Any other lame questions, DeBron, to waste our time (so that I can waste everybody's time with an idiot answer)?
Yawnni wrote:
Any other lame questions, DeBron, to waste our time (so that I can waste everybody's time with an idiot answer)?
Yeah, can I leave my bib on while I eat breakfast at Einstein's?
That’s such a hobbyjogger move.
No, you may not
No, you may not. A race t-shirt is only meant to be worn after a race, to signify that you have completed it. However, you may wear it during the race, if you have already completed the race before starting it.
You can wear it if you identify as a hobbyjogger
i usually wipe myself with mine then wear it with a big streak down the back
DeBron Lames wrote:
Yeah, can I leave my bib on while I eat breakfast at Einstein's?

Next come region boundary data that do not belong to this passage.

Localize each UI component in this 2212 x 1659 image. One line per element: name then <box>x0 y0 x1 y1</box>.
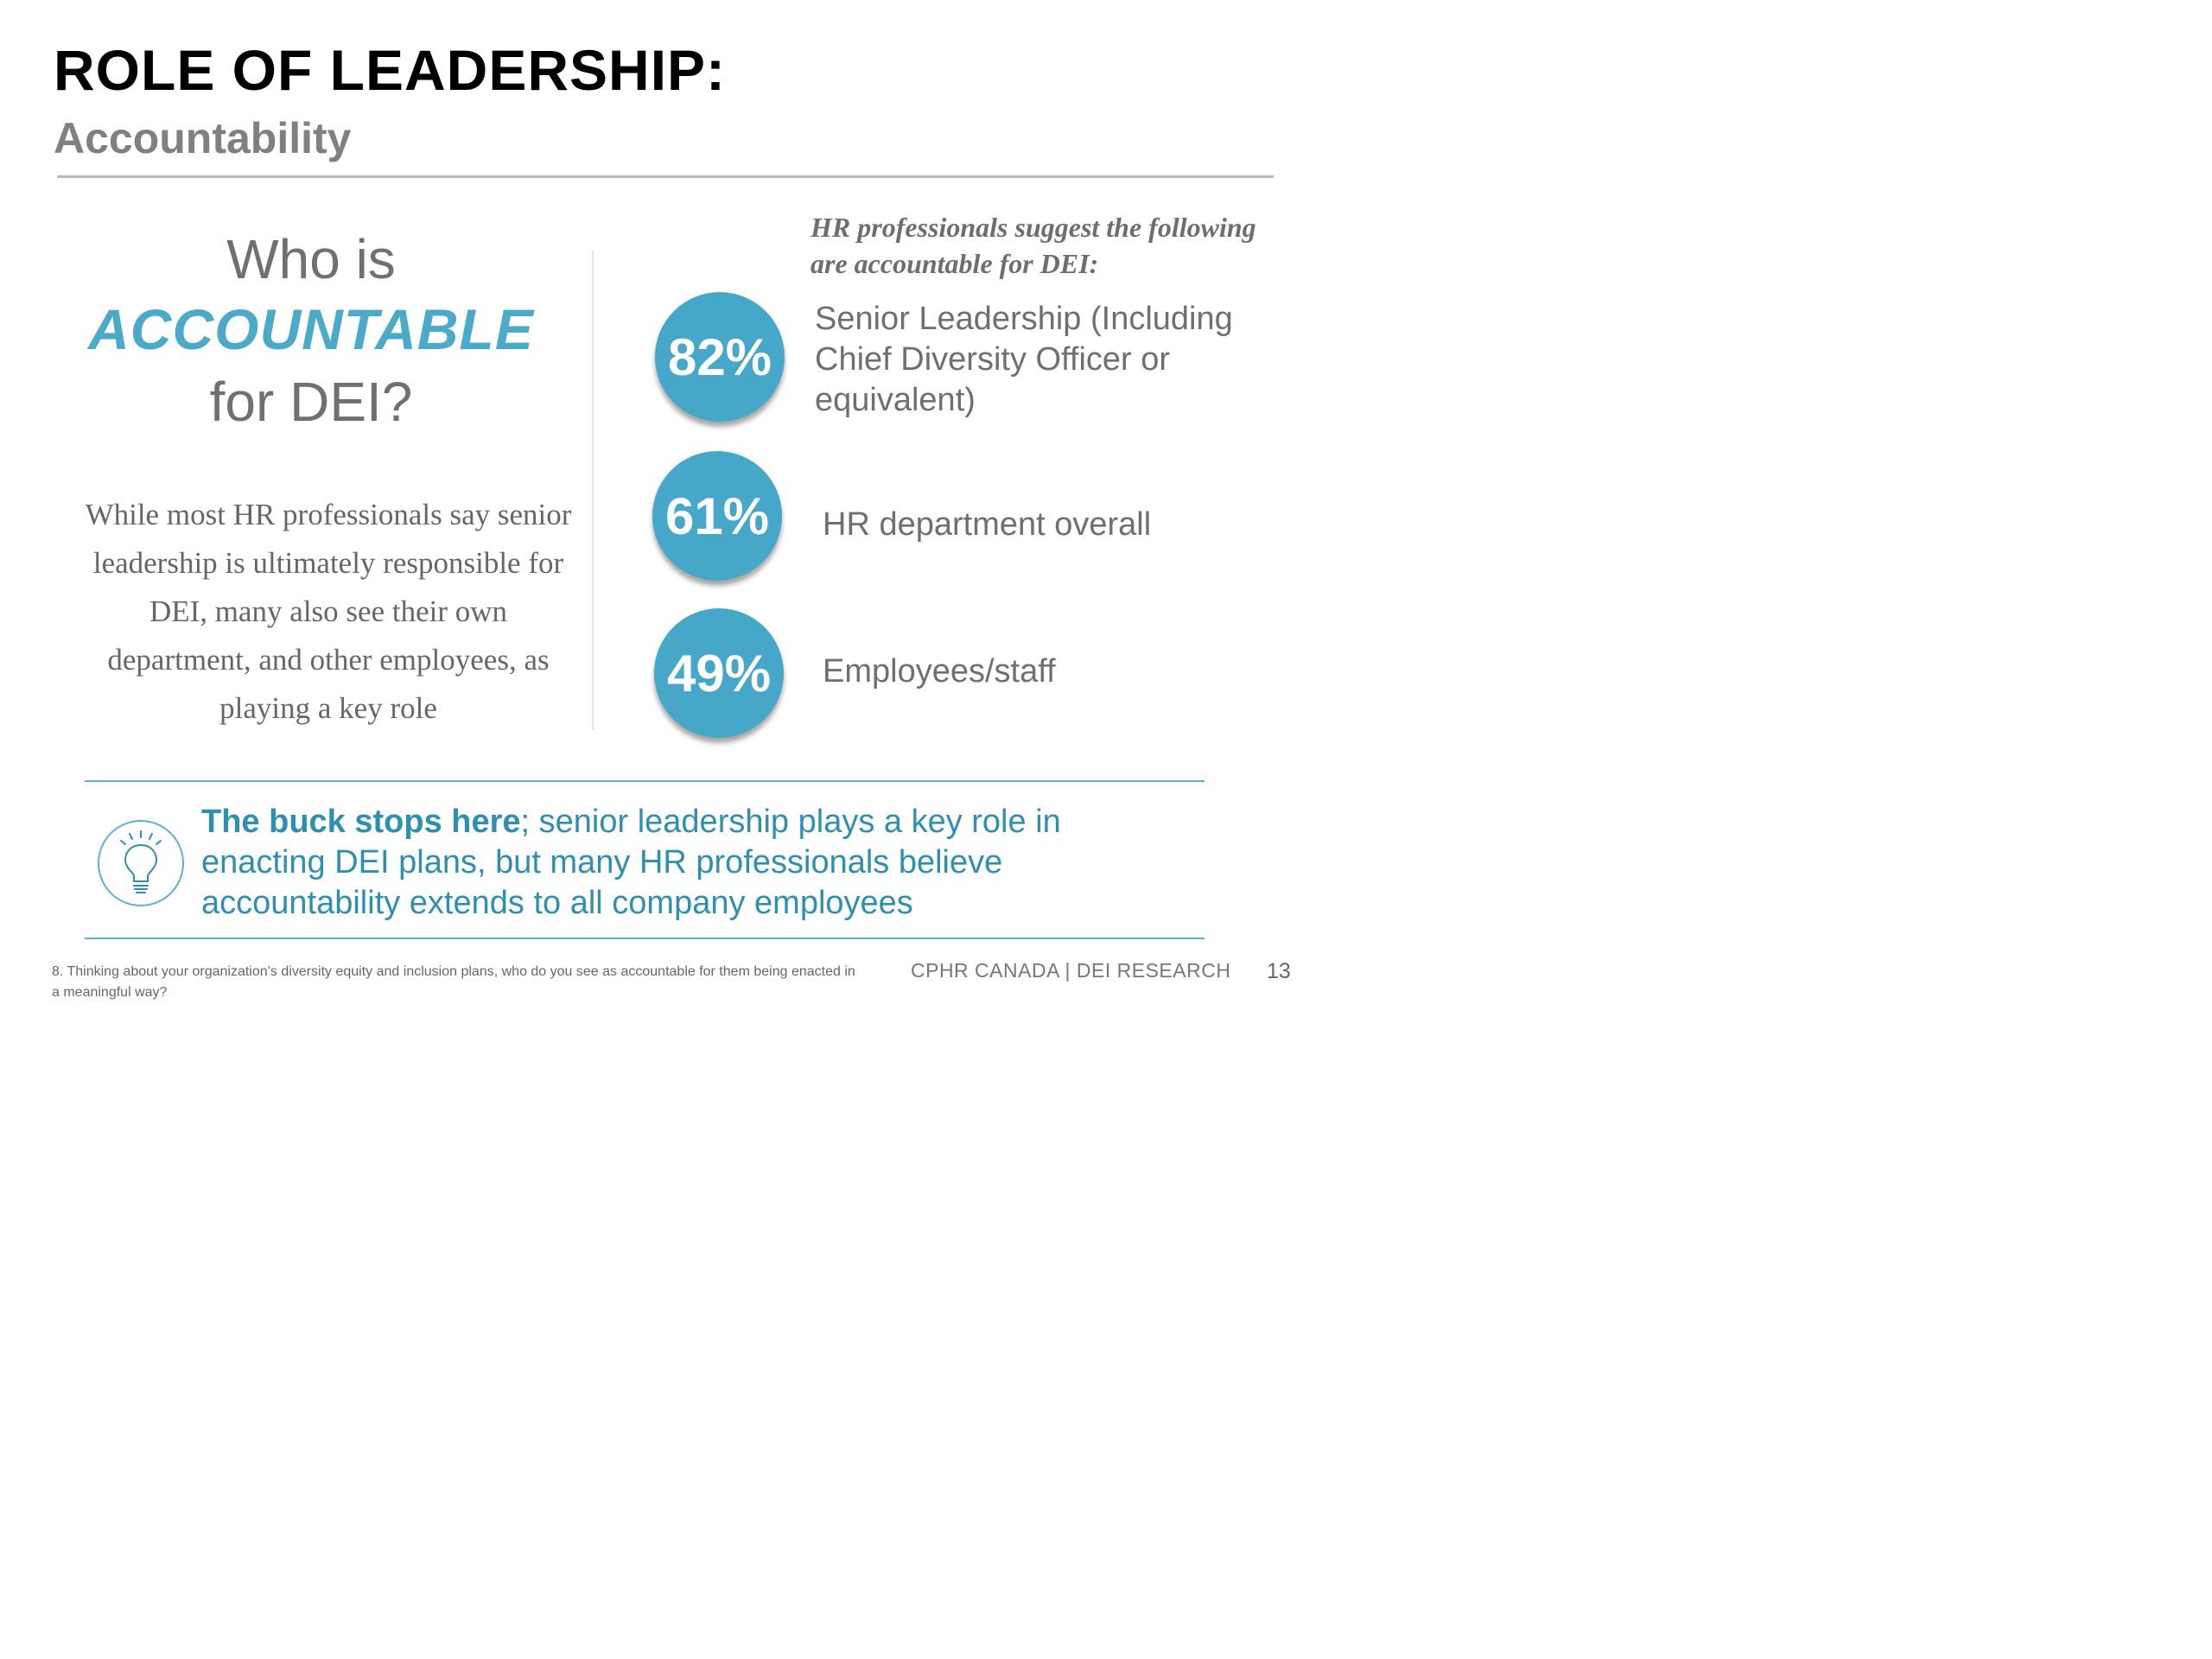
title-divider <box>57 175 1274 178</box>
footer-org: CPHR CANADA | DEI RESEARCH <box>911 959 1231 982</box>
callout-top-rule <box>85 780 1205 782</box>
question-line-3: for DEI? <box>209 370 413 433</box>
stats-header: HR professionals suggest the following a… <box>810 212 1256 279</box>
footnote: 8. Thinking about your organization’s di… <box>52 964 855 1000</box>
callout-rest: ; senior leadership plays a key role in … <box>201 804 1061 921</box>
vertical-divider <box>592 251 594 730</box>
stat-label-hr-department: HR department overall <box>823 506 1152 543</box>
question-line-1: Who is <box>226 228 396 290</box>
stat-circle-employees: 49% <box>654 608 784 738</box>
stat-label-employees: Employees/staff <box>823 653 1056 690</box>
slide-subtitle: Accountability <box>54 114 352 162</box>
lightbulb-icon <box>98 820 184 906</box>
summary-paragraph: While most HR professionals say senior l… <box>85 498 572 725</box>
question-emphasis: ACCOUNTABLE <box>88 296 534 361</box>
slide-title: ROLE OF LEADERSHIP: <box>54 38 727 102</box>
question-block: Who is ACCOUNTABLE for DEI? <box>52 226 570 436</box>
callout-bottom-rule <box>85 938 1205 939</box>
callout-bold: The buck stops here <box>201 804 521 840</box>
callout-text: The buck stops here; senior leadership p… <box>201 802 1178 924</box>
stat-label-senior-leadership: Senior Leadership (Including Chief Diver… <box>815 301 1233 418</box>
page-number: 13 <box>1267 959 1291 983</box>
stat-circle-hr-department: 61% <box>652 451 782 581</box>
stat-circle-senior-leadership: 82% <box>655 292 785 422</box>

I would leave your bib on any time you need to eat. In fact, leave it on all the time, to catch your spittle when not eating.
DeBron Lames wrote:
Yawnni wrote:
Any other lame questions, DeBron, to waste our time (so that I can waste everybody's time with an idiot answer)?
Yeah, can I leave my bib on while I eat breakfast at Einstein's?
Of course! What's the point of running a race if you can't tell the world? Even better if you have a medal to wear!!!!
Oh, Debron Lames was referring to a numbered racing bib, not an itsy bitsy tied-round-the-neck baby's bib! No matter. Wear both bibs at once, all the time, Debron. A necessity for you, from what I can gather. And remember, no Gerber's the night before a meet. Or sex. Unless you're Bob Beamon, cuz then you'll set a world record the next day. After sex, that is, not baby food. Don't know what he ate the night before his '68 Olympic long jump gold. Or if he was wearing a bib. Of any kind.